Le Matin : L’OCDE vient de rendre public un rapport appelant à «Changer les lois et éliminer les obstacles à l’autonomisation économique des femmes» dans la Région MENA. Y a-t-il un lien à faire entre ce nouveau rapport et les notes réalisées par l’OCDE sur l’impact du coronavirus Covid-19 sur la région MENA et sur le Maroc ?
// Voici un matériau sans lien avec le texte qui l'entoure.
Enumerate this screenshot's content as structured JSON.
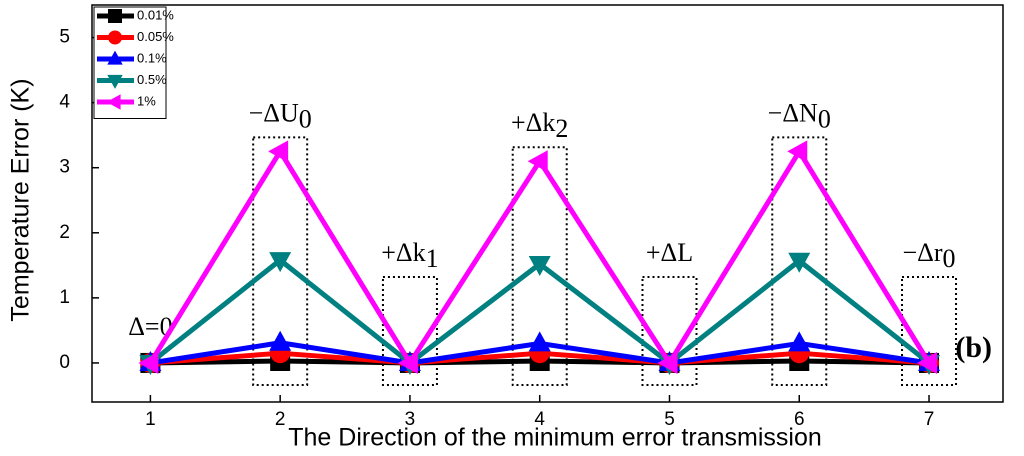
{
  "chart_data": {
    "type": "line",
    "x_label": "The Direction of the minimum error transmission",
    "y_label": "Temperature Error (K)",
    "x": [
      1,
      2,
      3,
      4,
      5,
      6,
      7
    ],
    "series": [
      {
        "name": "0.01%",
        "color": "#000000",
        "marker": "square",
        "values": [
          0,
          0.03,
          0,
          0.03,
          0,
          0.03,
          0
        ]
      },
      {
        "name": "0.05%",
        "color": "#ff0000",
        "marker": "circle",
        "values": [
          0,
          0.15,
          0,
          0.15,
          0,
          0.15,
          0
        ]
      },
      {
        "name": "0.1%",
        "color": "#0000ff",
        "marker": "triangle-up",
        "values": [
          0,
          0.31,
          0,
          0.3,
          0,
          0.3,
          0
        ]
      },
      {
        "name": "0.5%",
        "color": "#008080",
        "marker": "triangle-down",
        "values": [
          0,
          1.58,
          0,
          1.52,
          0,
          1.57,
          0
        ]
      },
      {
        "name": "1%",
        "color": "#ff00ff",
        "marker": "triangle-left",
        "values": [
          0,
          3.25,
          0,
          3.1,
          0,
          3.25,
          0
        ]
      }
    ],
    "annotations": [
      {
        "x": 1,
        "text": "Δ=0",
        "box": false
      },
      {
        "x": 2,
        "text": "−ΔU",
        "sub": "0",
        "box": true
      },
      {
        "x": 3,
        "text": "+Δk",
        "sub": "1",
        "box": true
      },
      {
        "x": 4,
        "text": "+Δk",
        "sub": "2",
        "box": true
      },
      {
        "x": 5,
        "text": "+ΔL",
        "box": true
      },
      {
        "x": 6,
        "text": "−ΔN",
        "sub": "0",
        "box": true
      },
      {
        "x": 7,
        "text": "−Δr",
        "sub": "0",
        "box": true
      }
    ],
    "panel_label": "(b)",
    "xlim": [
      0.55,
      7.57
    ],
    "ylim": [
      -0.6,
      5.5
    ],
    "xticks": [
      1,
      2,
      3,
      4,
      5,
      6,
      7
    ],
    "yticks": [
      0,
      1,
      2,
      3,
      4,
      5
    ],
    "legend": "upper left"
  }
}
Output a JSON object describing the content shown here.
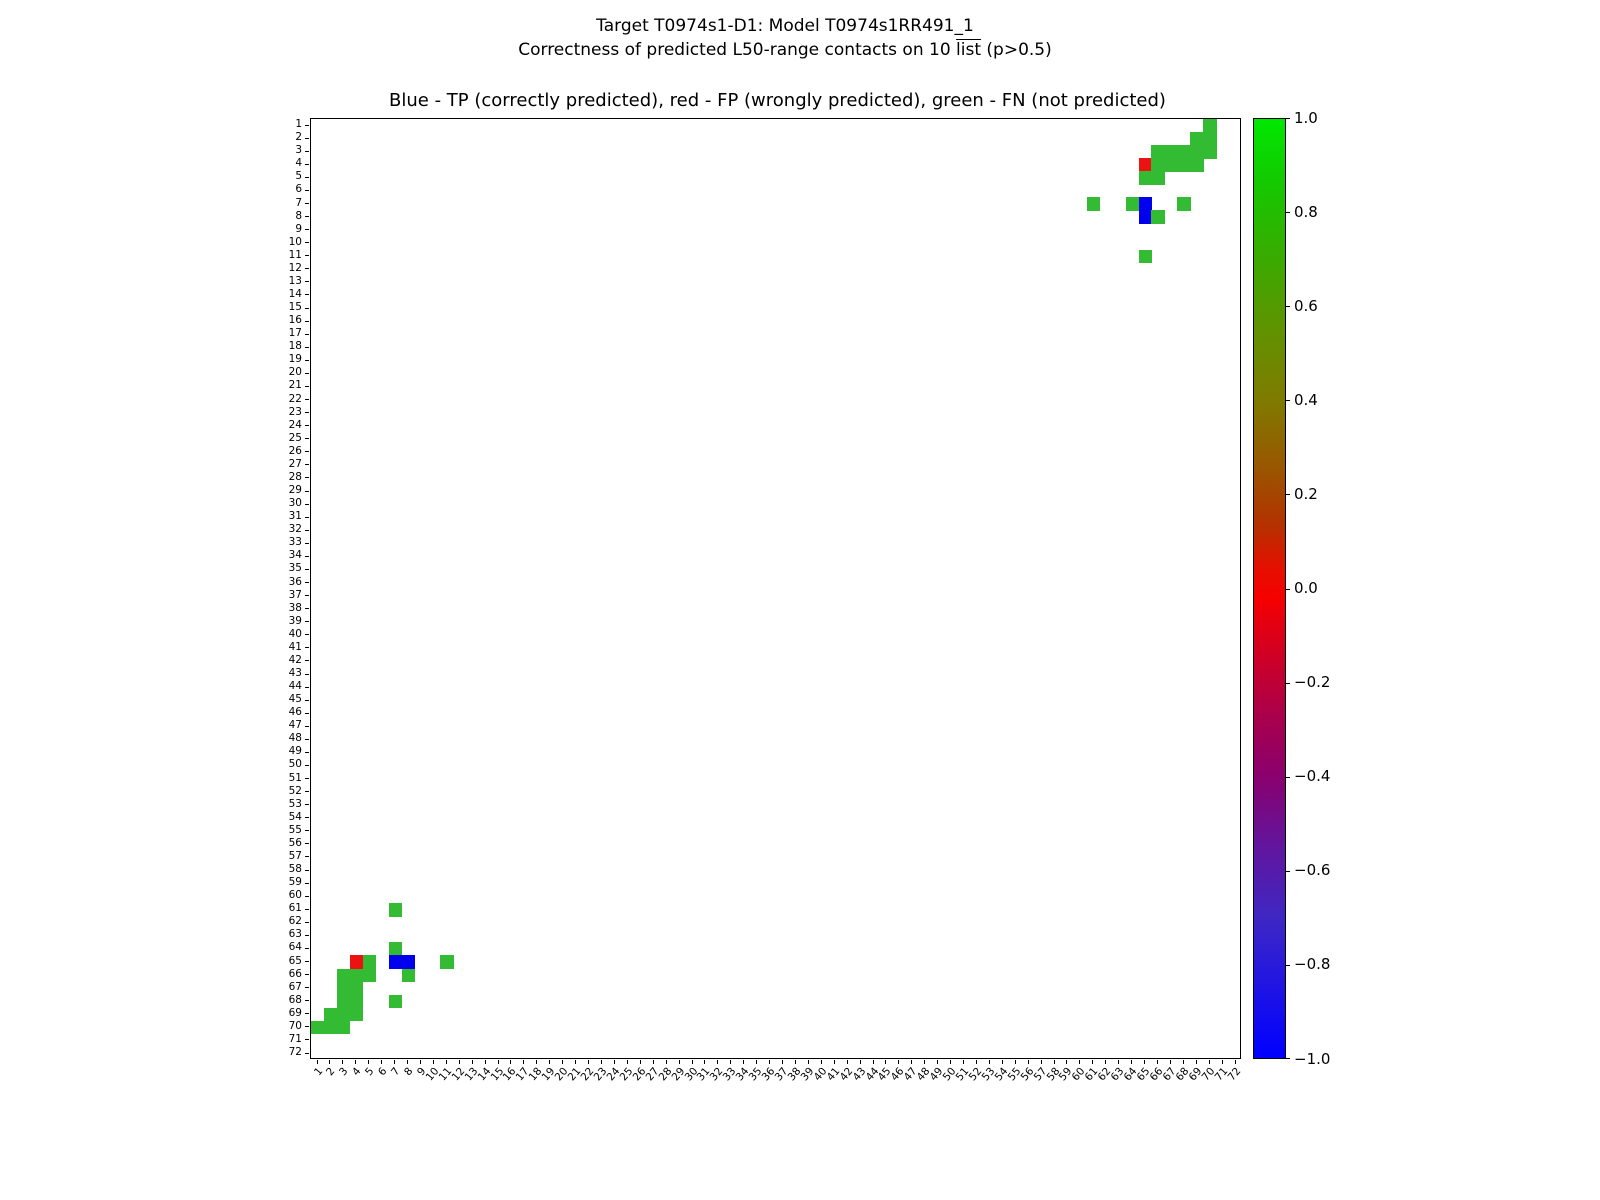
{
  "figure": {
    "title_line1": "Target T0974s1-D1: Model T0974s1RR491_1",
    "title_line2_prefix": "Correctness of predicted L50-range contacts on 10 ",
    "title_line2_overline": "list",
    "title_line2_suffix": " (p>0.5)",
    "axes_title": "Blue - TP (correctly predicted), red - FP (wrongly predicted), green - FN (not predicted)"
  },
  "chart_data": {
    "type": "heatmap",
    "title": "Blue - TP (correctly predicted), red - FP (wrongly predicted), green - FN (not predicted)",
    "grid_size": 72,
    "x_ticks": [
      1,
      2,
      3,
      4,
      5,
      6,
      7,
      8,
      9,
      10,
      11,
      12,
      13,
      14,
      15,
      16,
      17,
      18,
      19,
      20,
      21,
      22,
      23,
      24,
      25,
      26,
      27,
      28,
      29,
      30,
      31,
      32,
      33,
      34,
      35,
      36,
      37,
      38,
      39,
      40,
      41,
      42,
      43,
      44,
      45,
      46,
      47,
      48,
      49,
      50,
      51,
      52,
      53,
      54,
      55,
      56,
      57,
      58,
      59,
      60,
      61,
      62,
      63,
      64,
      65,
      66,
      67,
      68,
      69,
      70,
      71,
      72
    ],
    "y_ticks": [
      1,
      2,
      3,
      4,
      5,
      6,
      7,
      8,
      9,
      10,
      11,
      12,
      13,
      14,
      15,
      16,
      17,
      18,
      19,
      20,
      21,
      22,
      23,
      24,
      25,
      26,
      27,
      28,
      29,
      30,
      31,
      32,
      33,
      34,
      35,
      36,
      37,
      38,
      39,
      40,
      41,
      42,
      43,
      44,
      45,
      46,
      47,
      48,
      49,
      50,
      51,
      52,
      53,
      54,
      55,
      56,
      57,
      58,
      59,
      60,
      61,
      62,
      63,
      64,
      65,
      66,
      67,
      68,
      69,
      70,
      71,
      72
    ],
    "colors": {
      "TP": "#0000ee",
      "FP": "#ee1111",
      "FN": "#33bb33"
    },
    "cells": [
      [
        1,
        70,
        "FN"
      ],
      [
        2,
        69,
        "FN"
      ],
      [
        2,
        70,
        "FN"
      ],
      [
        3,
        66,
        "FN"
      ],
      [
        3,
        67,
        "FN"
      ],
      [
        3,
        68,
        "FN"
      ],
      [
        3,
        69,
        "FN"
      ],
      [
        3,
        70,
        "FN"
      ],
      [
        4,
        65,
        "FP"
      ],
      [
        4,
        66,
        "FN"
      ],
      [
        4,
        67,
        "FN"
      ],
      [
        4,
        68,
        "FN"
      ],
      [
        4,
        69,
        "FN"
      ],
      [
        5,
        65,
        "FN"
      ],
      [
        5,
        66,
        "FN"
      ],
      [
        7,
        61,
        "FN"
      ],
      [
        7,
        64,
        "FN"
      ],
      [
        7,
        65,
        "TP"
      ],
      [
        7,
        68,
        "FN"
      ],
      [
        8,
        65,
        "TP"
      ],
      [
        8,
        66,
        "FN"
      ],
      [
        11,
        65,
        "FN"
      ],
      [
        61,
        7,
        "FN"
      ],
      [
        64,
        7,
        "FN"
      ],
      [
        65,
        4,
        "FP"
      ],
      [
        65,
        5,
        "FN"
      ],
      [
        65,
        7,
        "TP"
      ],
      [
        65,
        8,
        "TP"
      ],
      [
        65,
        11,
        "FN"
      ],
      [
        66,
        3,
        "FN"
      ],
      [
        66,
        4,
        "FN"
      ],
      [
        66,
        5,
        "FN"
      ],
      [
        66,
        8,
        "FN"
      ],
      [
        67,
        3,
        "FN"
      ],
      [
        67,
        4,
        "FN"
      ],
      [
        68,
        3,
        "FN"
      ],
      [
        68,
        4,
        "FN"
      ],
      [
        68,
        7,
        "FN"
      ],
      [
        69,
        2,
        "FN"
      ],
      [
        69,
        3,
        "FN"
      ],
      [
        69,
        4,
        "FN"
      ],
      [
        70,
        1,
        "FN"
      ],
      [
        70,
        2,
        "FN"
      ],
      [
        70,
        3,
        "FN"
      ]
    ],
    "colorbar": {
      "range": [
        -1.0,
        1.0
      ],
      "tick_labels": [
        "1.0",
        "0.8",
        "0.6",
        "0.4",
        "0.2",
        "0.0",
        "−0.2",
        "−0.4",
        "−0.6",
        "−0.8",
        "−1.0"
      ],
      "tick_values": [
        1.0,
        0.8,
        0.6,
        0.4,
        0.2,
        0.0,
        -0.2,
        -0.4,
        -0.6,
        -0.8,
        -1.0
      ],
      "gradient": [
        {
          "pos": 0,
          "color": "#00e800"
        },
        {
          "pos": 7,
          "color": "#15c800"
        },
        {
          "pos": 15,
          "color": "#3aaa00"
        },
        {
          "pos": 23,
          "color": "#639100"
        },
        {
          "pos": 30,
          "color": "#7f7a00"
        },
        {
          "pos": 37,
          "color": "#995700"
        },
        {
          "pos": 43,
          "color": "#b23300"
        },
        {
          "pos": 48,
          "color": "#e60f00"
        },
        {
          "pos": 51,
          "color": "#f60000"
        },
        {
          "pos": 56,
          "color": "#d6001e"
        },
        {
          "pos": 63,
          "color": "#ad0048"
        },
        {
          "pos": 70,
          "color": "#8a006e"
        },
        {
          "pos": 77,
          "color": "#64149b"
        },
        {
          "pos": 85,
          "color": "#3f27c4"
        },
        {
          "pos": 93,
          "color": "#1d13e6"
        },
        {
          "pos": 100,
          "color": "#0000ff"
        }
      ]
    }
  }
}
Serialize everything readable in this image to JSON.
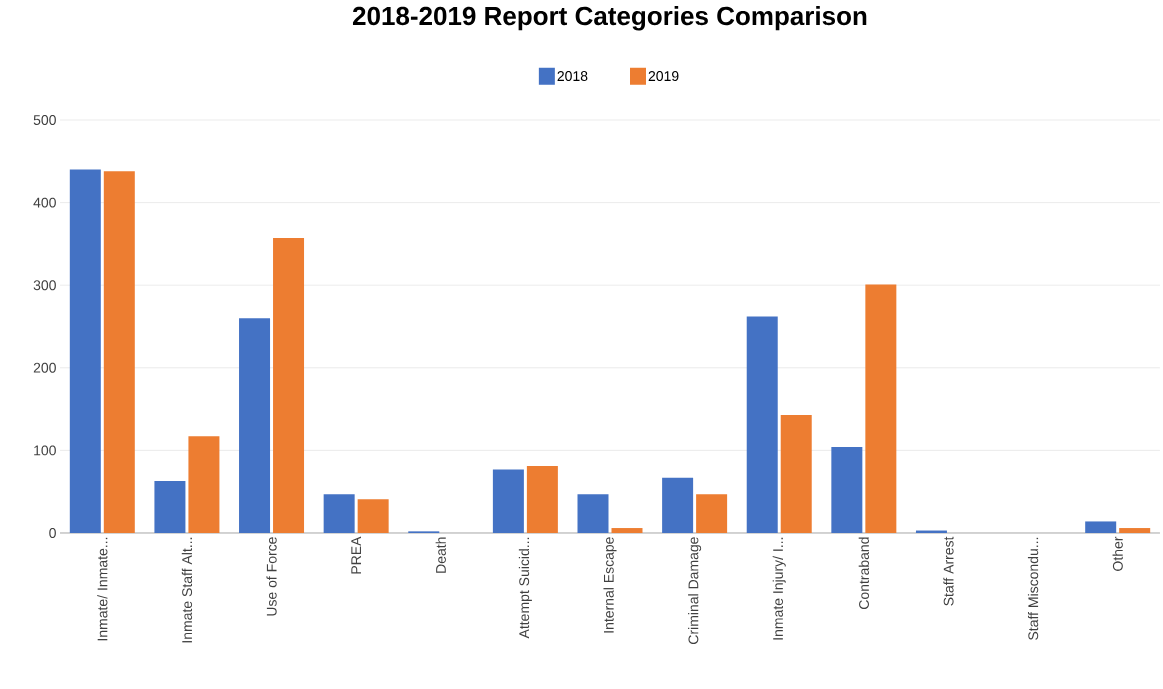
{
  "chart_data": {
    "type": "bar",
    "title": "2018-2019 Report Categories Comparison",
    "categories": [
      "Inmate/ Inmate...",
      "Inmate Staff Alt...",
      "Use of Force",
      "PREA",
      "Death",
      "Attempt Suicid...",
      "Internal Escape",
      "Criminal Damage",
      "Inmate Injury/ I...",
      "Contraband",
      "Staff Arrest",
      "Staff Miscondu...",
      "Other"
    ],
    "series": [
      {
        "name": "2018",
        "color": "#4472c4",
        "values": [
          440,
          63,
          260,
          47,
          2,
          77,
          47,
          67,
          262,
          104,
          3,
          0,
          14
        ]
      },
      {
        "name": "2019",
        "color": "#ed7d31",
        "values": [
          438,
          117,
          357,
          41,
          0,
          81,
          6,
          47,
          143,
          301,
          0,
          0,
          6
        ]
      }
    ],
    "ylim": [
      0,
      500
    ],
    "yticks": [
      0,
      100,
      200,
      300,
      400,
      500
    ],
    "grid": "y",
    "legend": "top"
  }
}
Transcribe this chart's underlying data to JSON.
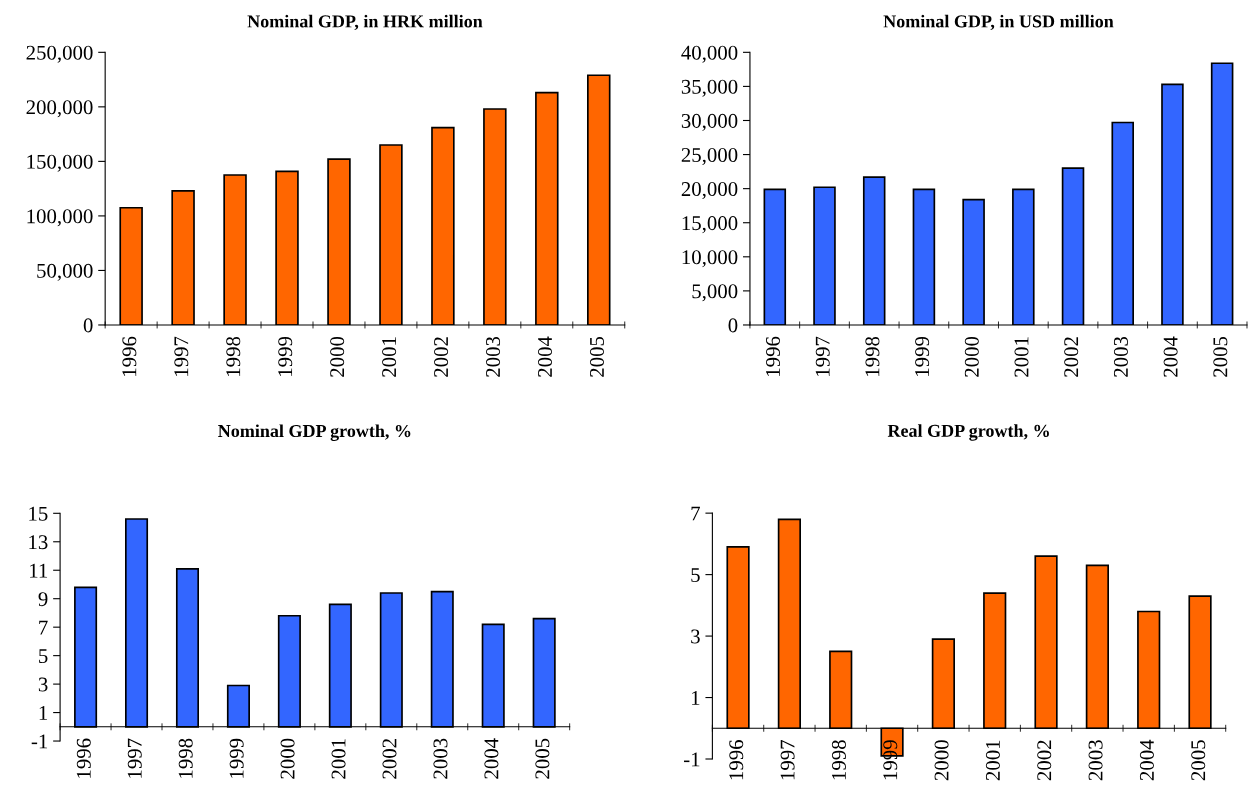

Carlos Conde : Il est essentiel de dresser les liens entre l’autonomisation économique des femmes et l’impact de la crise du coronavirus Covid-19. Comme dans le reste du monde, les femmes dans la région MENA ont été touchées de manière disproportionnée par la crise. Elles ont été en première ligne de la réponse sanitaire (elles représentent 79% du personnel infirmier dans la région), et ont dû en parallèle endosser la charge accrue de travail domestique non rémunéré durant la période de confinement en raison de la stigmatisation sociale et des lois sur la famille.

Quel est, selon-vous, le rôle joué par les femmes dans la lutte contre la pandémie ?
La crise du coronavirus Covid-19 a souligné le rôle essentiel que jouent les femmes dans la vie économique et sociale des pays de la région MENA. Celles-ci ont été le fer de lance d’initiatives communautaires de soutien à la communauté, qui ont parfois mené à la création de nouvelles micro-entreprises de prestation de services, ce qui souligne un important potentiel d’innovation. C’est aussi grâce au lobbying des femmes que les gouvernements ont adopté des mesures phares en matière de protection des violences. Par exemple, l’Égypte a ouvert huit nouveaux foyers pour accueillir les femmes et les enfants et leur fournir une assistance sociale et juridique et le Maroc a mis en place une plateforme pour permettre aux femmes de signaler les actes de violence en ligne.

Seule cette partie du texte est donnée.